Here is one Rush didn't tell you about. Under the same premise that smoking bothers the breathing of others around them, they will also go after the women (or men) who wear too much cologne.
Sowell and Webster are correct. Bottom line is the primary function of the state is to seperate us from as much of our cash as possible. The favored excuses for this theft are 1) "do it for the children" and 2) "[you fill in the blank] results in higher health care costs which must be paid for by all".
I reject the notion that I am responsible for the care of anyone other than me and mine. So did James Madison when he said;
I cannot undertake to lay my finger on that article in the Constitution which granted a right to Congress of expending, on objects of benevolence, the money of their constituents.... With respect to the words general welfare, I have always regarded them as qualified by the detail of powers connected with them. To take them in a literal and unlimited sense would be a metamorphosis of the Constitution into a character which there is a host of proofs was not contemplated by its creators.
Grab your a** and run.....the only true criminal class in America is poised to strike again.
Regards
J.R.
Maybe you are right about Rush's ability to predict the future is better than anyone else on the political front. I must have missed that one. I stand corrected. Thanks.
My wife is terribly allergic to most cats; if she gets near one or goes into a house where one even used to live, she experiences respiratory distress, sometimes severe, much like asthma.
So, should the government regulate or ban cats?
I don't think Americans would even recognize a similarity to a situation 225 years ago if the government attacked tea drinking by taxing it to death.

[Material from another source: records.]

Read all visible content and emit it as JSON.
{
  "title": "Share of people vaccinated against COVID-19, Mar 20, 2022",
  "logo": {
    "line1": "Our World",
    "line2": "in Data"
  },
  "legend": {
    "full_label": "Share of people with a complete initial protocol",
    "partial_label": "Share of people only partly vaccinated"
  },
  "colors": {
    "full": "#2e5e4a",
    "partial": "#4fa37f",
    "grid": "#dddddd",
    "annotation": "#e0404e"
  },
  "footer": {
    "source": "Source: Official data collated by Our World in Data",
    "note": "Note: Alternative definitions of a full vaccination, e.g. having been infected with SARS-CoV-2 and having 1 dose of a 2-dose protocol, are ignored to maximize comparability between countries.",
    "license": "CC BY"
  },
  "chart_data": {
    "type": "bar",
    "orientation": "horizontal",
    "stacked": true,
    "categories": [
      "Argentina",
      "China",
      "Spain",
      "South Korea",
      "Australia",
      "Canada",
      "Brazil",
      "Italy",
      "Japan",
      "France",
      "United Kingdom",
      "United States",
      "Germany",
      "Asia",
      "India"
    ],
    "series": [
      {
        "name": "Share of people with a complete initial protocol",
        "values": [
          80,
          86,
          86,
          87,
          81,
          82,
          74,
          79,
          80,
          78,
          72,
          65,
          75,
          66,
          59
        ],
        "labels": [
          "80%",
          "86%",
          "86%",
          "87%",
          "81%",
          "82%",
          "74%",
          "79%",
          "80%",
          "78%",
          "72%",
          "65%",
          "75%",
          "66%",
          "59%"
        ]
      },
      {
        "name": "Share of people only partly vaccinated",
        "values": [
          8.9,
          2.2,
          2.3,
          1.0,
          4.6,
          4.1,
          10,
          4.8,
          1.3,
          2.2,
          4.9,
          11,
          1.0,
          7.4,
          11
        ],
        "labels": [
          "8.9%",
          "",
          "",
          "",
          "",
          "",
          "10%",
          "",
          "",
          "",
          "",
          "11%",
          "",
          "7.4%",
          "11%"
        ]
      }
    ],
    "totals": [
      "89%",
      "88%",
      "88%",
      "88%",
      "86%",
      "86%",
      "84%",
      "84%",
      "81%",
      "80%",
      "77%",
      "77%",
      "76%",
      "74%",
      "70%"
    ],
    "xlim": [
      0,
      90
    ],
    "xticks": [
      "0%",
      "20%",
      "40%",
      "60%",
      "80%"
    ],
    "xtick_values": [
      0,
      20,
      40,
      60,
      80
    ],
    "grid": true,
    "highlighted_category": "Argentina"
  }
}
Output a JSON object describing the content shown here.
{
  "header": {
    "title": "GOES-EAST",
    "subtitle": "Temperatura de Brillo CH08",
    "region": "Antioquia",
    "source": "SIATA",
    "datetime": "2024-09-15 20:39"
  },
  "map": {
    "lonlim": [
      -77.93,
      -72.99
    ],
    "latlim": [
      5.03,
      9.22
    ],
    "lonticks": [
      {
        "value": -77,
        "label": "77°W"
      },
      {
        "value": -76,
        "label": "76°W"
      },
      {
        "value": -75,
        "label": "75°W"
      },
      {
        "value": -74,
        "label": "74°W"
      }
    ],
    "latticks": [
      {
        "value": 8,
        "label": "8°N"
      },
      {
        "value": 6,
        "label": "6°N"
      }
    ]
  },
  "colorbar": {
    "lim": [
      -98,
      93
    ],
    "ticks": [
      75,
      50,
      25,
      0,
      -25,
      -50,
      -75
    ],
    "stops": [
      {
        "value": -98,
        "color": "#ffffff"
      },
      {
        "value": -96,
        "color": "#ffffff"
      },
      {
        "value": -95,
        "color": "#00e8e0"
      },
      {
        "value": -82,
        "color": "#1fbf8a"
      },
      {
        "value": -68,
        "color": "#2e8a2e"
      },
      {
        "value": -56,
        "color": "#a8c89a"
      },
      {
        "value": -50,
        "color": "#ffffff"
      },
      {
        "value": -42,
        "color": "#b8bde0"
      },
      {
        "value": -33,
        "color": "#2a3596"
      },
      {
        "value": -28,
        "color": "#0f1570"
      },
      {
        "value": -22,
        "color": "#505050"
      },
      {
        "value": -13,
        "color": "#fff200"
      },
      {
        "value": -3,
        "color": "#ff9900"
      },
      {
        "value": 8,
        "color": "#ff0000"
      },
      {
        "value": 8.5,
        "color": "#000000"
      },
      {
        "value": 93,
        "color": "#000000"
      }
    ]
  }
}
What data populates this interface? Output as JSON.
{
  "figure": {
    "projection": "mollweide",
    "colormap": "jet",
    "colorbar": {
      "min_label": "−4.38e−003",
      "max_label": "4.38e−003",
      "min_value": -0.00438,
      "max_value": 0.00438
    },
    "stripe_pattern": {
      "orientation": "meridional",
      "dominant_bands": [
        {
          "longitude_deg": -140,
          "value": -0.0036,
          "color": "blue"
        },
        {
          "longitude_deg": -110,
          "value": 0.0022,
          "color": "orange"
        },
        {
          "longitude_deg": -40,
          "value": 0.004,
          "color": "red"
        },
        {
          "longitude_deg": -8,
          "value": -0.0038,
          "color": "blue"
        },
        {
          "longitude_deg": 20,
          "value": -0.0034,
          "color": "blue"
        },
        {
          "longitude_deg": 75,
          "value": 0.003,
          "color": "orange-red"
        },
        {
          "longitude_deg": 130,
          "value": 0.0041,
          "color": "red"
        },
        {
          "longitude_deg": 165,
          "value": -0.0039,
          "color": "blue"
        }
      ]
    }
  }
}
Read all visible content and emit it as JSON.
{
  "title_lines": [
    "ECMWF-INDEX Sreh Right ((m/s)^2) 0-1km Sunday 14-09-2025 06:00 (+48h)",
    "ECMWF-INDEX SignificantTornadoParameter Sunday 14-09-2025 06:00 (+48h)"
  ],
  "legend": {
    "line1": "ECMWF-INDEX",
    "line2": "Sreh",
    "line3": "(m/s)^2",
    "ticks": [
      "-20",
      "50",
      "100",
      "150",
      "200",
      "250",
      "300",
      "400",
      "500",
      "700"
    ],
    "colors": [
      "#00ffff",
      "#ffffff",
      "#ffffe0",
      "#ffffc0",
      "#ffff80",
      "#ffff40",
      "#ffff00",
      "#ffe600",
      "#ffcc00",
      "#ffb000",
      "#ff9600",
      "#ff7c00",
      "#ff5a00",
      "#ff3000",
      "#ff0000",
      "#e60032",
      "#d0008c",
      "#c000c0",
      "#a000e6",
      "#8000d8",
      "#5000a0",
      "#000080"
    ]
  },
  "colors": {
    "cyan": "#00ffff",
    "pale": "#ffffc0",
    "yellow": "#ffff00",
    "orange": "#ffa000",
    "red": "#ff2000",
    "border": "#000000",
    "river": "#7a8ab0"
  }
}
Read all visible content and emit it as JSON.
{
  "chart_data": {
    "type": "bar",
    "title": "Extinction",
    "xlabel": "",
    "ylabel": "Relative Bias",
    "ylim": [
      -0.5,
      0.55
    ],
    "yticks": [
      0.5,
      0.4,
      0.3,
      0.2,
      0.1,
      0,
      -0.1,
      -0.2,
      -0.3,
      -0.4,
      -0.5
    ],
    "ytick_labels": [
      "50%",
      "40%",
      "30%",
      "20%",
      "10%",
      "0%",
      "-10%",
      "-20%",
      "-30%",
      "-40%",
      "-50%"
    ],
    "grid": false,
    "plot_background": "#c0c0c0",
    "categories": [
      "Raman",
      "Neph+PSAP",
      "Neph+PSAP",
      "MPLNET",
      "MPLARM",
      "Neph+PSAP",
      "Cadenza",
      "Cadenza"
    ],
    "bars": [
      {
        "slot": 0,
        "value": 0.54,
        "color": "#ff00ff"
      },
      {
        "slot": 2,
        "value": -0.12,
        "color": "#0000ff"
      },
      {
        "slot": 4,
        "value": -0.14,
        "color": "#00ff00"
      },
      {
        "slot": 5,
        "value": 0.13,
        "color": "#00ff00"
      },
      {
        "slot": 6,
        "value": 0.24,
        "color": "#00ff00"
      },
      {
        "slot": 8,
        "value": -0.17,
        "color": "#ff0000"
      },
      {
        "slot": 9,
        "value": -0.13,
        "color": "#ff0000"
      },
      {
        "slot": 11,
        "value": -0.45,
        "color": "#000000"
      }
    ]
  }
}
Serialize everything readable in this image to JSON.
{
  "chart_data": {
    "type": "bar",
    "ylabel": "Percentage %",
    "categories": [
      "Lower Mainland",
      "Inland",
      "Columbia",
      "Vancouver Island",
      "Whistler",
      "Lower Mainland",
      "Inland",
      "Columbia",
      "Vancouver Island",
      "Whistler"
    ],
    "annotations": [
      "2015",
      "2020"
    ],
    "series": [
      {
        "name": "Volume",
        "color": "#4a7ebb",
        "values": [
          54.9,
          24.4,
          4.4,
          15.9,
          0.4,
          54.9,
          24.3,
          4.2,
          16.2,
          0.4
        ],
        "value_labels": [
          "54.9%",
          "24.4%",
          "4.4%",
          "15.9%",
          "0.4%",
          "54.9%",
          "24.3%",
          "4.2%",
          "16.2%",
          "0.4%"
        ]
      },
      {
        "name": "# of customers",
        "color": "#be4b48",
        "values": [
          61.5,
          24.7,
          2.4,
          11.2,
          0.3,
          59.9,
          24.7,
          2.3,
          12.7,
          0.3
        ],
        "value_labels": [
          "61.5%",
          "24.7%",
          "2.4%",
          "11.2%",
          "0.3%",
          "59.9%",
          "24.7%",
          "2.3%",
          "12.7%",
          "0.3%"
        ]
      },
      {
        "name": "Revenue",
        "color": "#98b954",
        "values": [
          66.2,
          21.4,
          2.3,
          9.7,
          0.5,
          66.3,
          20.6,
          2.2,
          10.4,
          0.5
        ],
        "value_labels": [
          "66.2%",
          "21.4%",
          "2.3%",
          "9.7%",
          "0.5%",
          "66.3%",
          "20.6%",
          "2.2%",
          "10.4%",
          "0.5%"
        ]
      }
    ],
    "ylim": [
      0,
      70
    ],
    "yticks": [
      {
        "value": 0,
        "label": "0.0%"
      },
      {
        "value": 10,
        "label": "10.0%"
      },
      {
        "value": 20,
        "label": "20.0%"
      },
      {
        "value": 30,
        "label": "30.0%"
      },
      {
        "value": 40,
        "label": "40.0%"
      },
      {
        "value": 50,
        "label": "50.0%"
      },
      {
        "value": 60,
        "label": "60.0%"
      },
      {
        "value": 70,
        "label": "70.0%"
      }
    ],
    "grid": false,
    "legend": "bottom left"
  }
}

Boy how we've changed.
Rush absolutely nailed it, but just for the record, Dennis Prager was also right on top of this from Day One.
Given your asthmatic condition and your sensitivity to cigarette smoke, one has to wonder why you would sit at a table so close to -- let alone next to -- the smoking section.
I know people who merely dislike cigarette smoke enough to ask for a table far away from the smoking section, and they don't even have a medical reason.
Oh, and although I'm not a smoker, I believe restauranteurs should have complete freedom to make the rules in their places of business. Let them appeal to the market as they wish, and let potential customers vote with their feet.
How about when I drive to the gym? Do I get a rebate?
did'nt know what a smoke eater was, but it sure cleared that place up.
We told them so!
If you hate them all for the actions of one you are as bad as the Ku Klux Clan used to be.
Did you ask him politely to extinguish his smoke while he ate?
Or do you just complain about it here?
Realizing that he COULD have told you to shove it because he was in the smoking section, he might have realized that it bothered you and not smoked again while he was there.
Some of us appreciate the difference, but still fail to see any need for government regulation. Can you appreciate that difference?
You want to talk "intrusive"? Let's talk about government intrusion on the free market with laws like these.
Some of us -- even this non-smoker who hates the smell of cigarette smoke -- think the mere suggestion of anything resembling any sort of "right" to a smoke-free restaurant dining experience is absolutely ludicrous, bordering on nanny-state insanity.